I understood that I have to create a refresh token store it on my database and use it to create an access token for the user. But I don't find a simple example to help me to understand how to code it. I am able to create a token following the github documentation but i don"t know how to create a refresh token and then an access token using my refresh one.

I am using java on android studio and as back up api using App Engine Java servlet module

Upvotes: 5

Views: 6616

Answers (3)

mipo256
mipo256

Reputation: 3150

Well, it has been a long time, but I think neither of already posted answers actually addresses the original question. Let me handle it:

You should understand, that, technically speaking, your Refresh Token could be anything. Let me explain: you need Refresh Token just to later on reissue an Access and Refresh tokens pair. In most cases, you should store your Refresh Token in database (or in-memory Cache, like Redis). Technically you do not obligated to sign a Refresh Token, or encrypt it. Do the following:

  1. Generate Access Token (and of course, it must be signed)

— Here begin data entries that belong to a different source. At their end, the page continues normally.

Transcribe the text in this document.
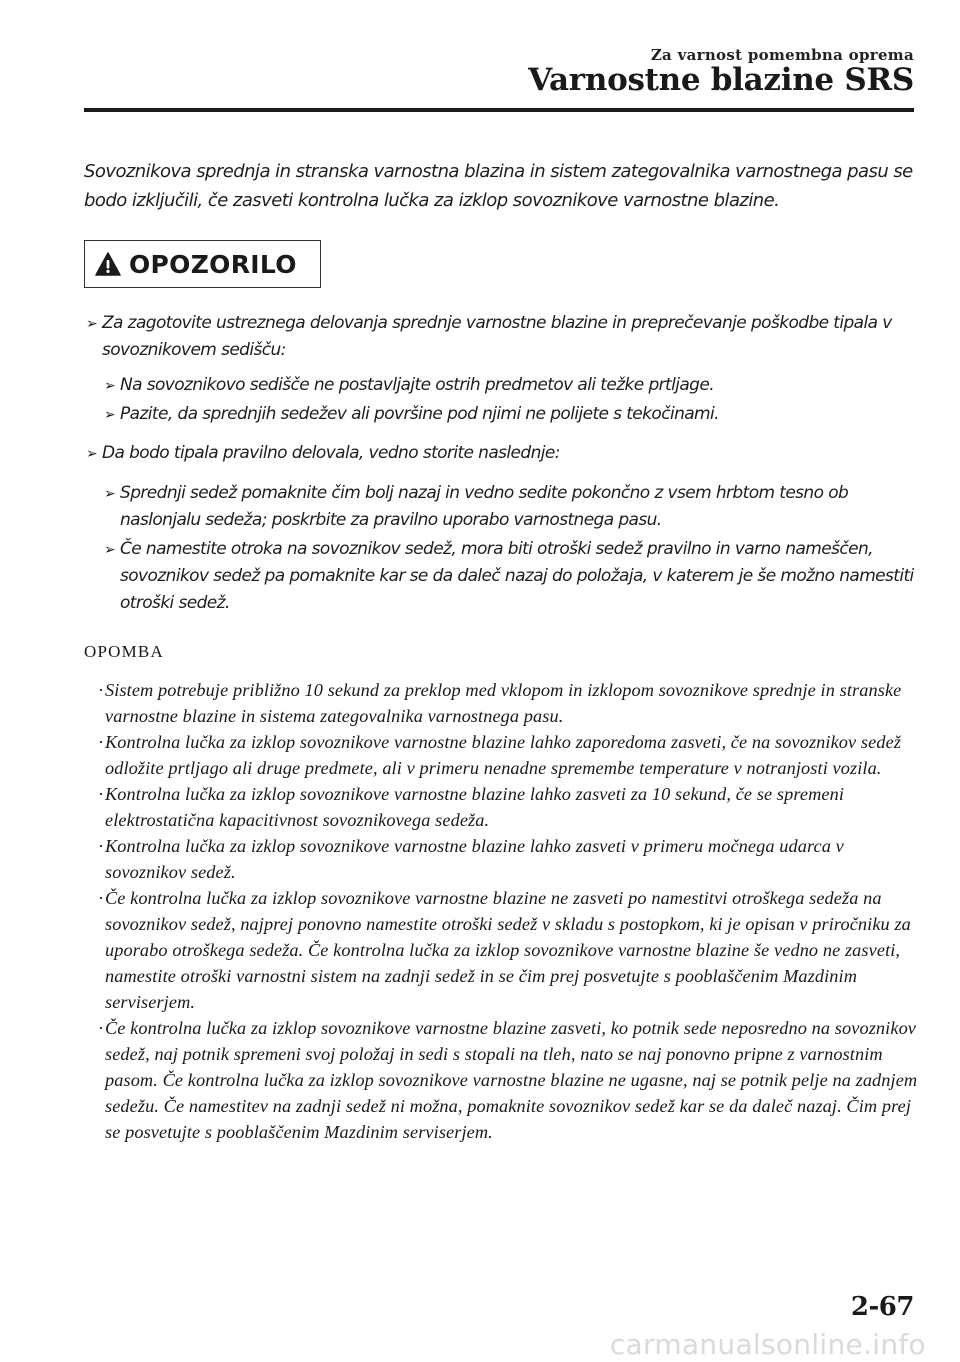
Za varnost pomembna oprema
Varnostne blazine SRS

Sovoznikova sprednja in stranska varnostna blazina in sistem zategovalnika varnostnega pasu se bodo izključili, če zasveti kontrolna lučka za izklop sovoznikove varnostne blazine.

OPOZORILO
➢ Za zagotovite ustreznega delovanja sprednje varnostne blazine in preprečevanje poškodbe tipala v sovoznikovem sedišču:

➢ Na sovoznikovo sedišče ne postavljajte ostrih predmetov ali težke prtljage.

➢ Pazite, da sprednjih sedežev ali površine pod njimi ne polijete s tekočinami.

➢ Da bodo tipala pravilno delovala, vedno storite naslednje:

➢ Sprednji sedež pomaknite čim bolj nazaj in vedno sedite pokončno z vsem hrbtom tesno ob naslonjalu sedeža; poskrbite za pravilno uporabo varnostnega pasu.

➢ Če namestite otroka na sovoznikov sedež, mora biti otroški sedež pravilno in varno nameščen, sovoznikov sedež pa pomaknite kar se da daleč nazaj do položaja, v katerem je še možno namestiti otroški sedež.

OPOMBA
· Sistem potrebuje približno 10 sekund za preklop med vklopom in izklopom sovoznikove sprednje in stranske varnostne blazine in sistema zategovalnika varnostnega pasu.

· Kontrolna lučka za izklop sovoznikove varnostne blazine lahko zaporedoma zasveti, če na sovoznikov sedež odložite prtljago ali druge predmete, ali v primeru nenadne spremembe temperature v notranjosti vozila.

· Kontrolna lučka za izklop sovoznikove varnostne blazine lahko zasveti za 10 sekund, če se spremeni elektrostatična kapacitivnost sovoznikovega sedeža.

· Kontrolna lučka za izklop sovoznikove varnostne blazine lahko zasveti v primeru močnega udarca v sovoznikov sedež.

· Če kontrolna lučka za izklop sovoznikove varnostne blazine ne zasveti po namestitvi otroškega sedeža na sovoznikov sedež, najprej ponovno namestite otroški sedež v skladu s postopkom, ki je opisan v priročniku za uporabo otroškega sedeža. Če kontrolna lučka za izklop sovoznikove varnostne blazine še vedno ne zasveti, namestite otroški varnostni sistem na zadnji sedež in se čim prej posvetujte s pooblaščenim Mazdinim serviserjem.

· Če kontrolna lučka za izklop sovoznikove varnostne blazine zasveti, ko potnik sede neposredno na sovoznikov sedež, naj potnik spremeni svoj položaj in sedi s stopali na tleh, nato se naj ponovno pripne z varnostnim pasom. Če kontrolna lučka za izklop sovoznikove varnostne blazine ne ugasne, naj se potnik pelje na zadnjem sedežu. Če namestitev na zadnji sedež ni možna, pomaknite sovoznikov sedež kar se da daleč nazaj. Čim prej se posvetujte s pooblaščenim Mazdinim serviserjem.

2-67
carmanualsonline.info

  2. Generate Refresh Token the way you want. It can be almost the same JWT, but with far more extended TTL (Time to live). Store it in some data storage, again depends on your requirements

  3. Once the Access Token get expired, the Client, to which you have issued tokens, come to you with the Refresh Token you have generated on the step 2. You will pull Refresh Token you have saved on the previous step, check for their equality. If everything is alright (Refresh Tokens matches) - repeat procedure from the first step. That is it.

Hope it helped

Upvotes: 3

Alex
Alex

Reputation: 2146

even that it has been a long time since then:

You have 2 tokens: one that expires fast (token) and one that expires after a very LONG TIME (refresh token).

The reason for this is because refresh token is actually used very rarely and you don't send it over the network so often. if you send a token very often over the network you have to make it expire fast (it's up to you to decide how long a token lives 30 mins/1 hour/2 days).

When the JWT token where you store the data has expired you use the refresh token (from client side which should be stored securely) and get another token that you send very often over the network.

The flow should be like this:

  1. login with credentials => get token (2hours expiry) and refresh token(30 years expiry);
  2. client stores both tokens securely
  3. token expired
  4. using refresh token make a request and get another token that expires in 2 hours
  5. refresh token expires after 30 years - logout the user

The refresh token is just used to not put the user insert credentials again

Upvotes: 2

Ewald Benes
Ewald Benes

Reputation: 632

Creating a refresh token is just creating a "normal" token with new (refreshed) data (claims) in it.

It only makes sense if your claims that the server issues change over the time like e.g. the expiration time. Obviously only the token issuer (I assume the server in your case) can refresh the tokens and client needs to poll for them or the server needs to notify the client.

On the server just create the new token with a future expiry time filled in:

Calendar cal = Calendar.getInstance(); // creates calendar
cal.setTime(new Date());
cal.add(Calendar.HOUR_OF_DAY, 1);
cal.getTime();

String compactJws = Jwts.builder()
  .setSubject("Joe")
  .setExpiration(cal.getTime();) // set expiration to e.g. one hour in the future
  .signWith(SignatureAlgorithm.HS512, key)
  .compact();

Hint: you cannot invalidate JWT tokens apart from putting them on a central blacklist what kind of cannibalizes the concept of JWT.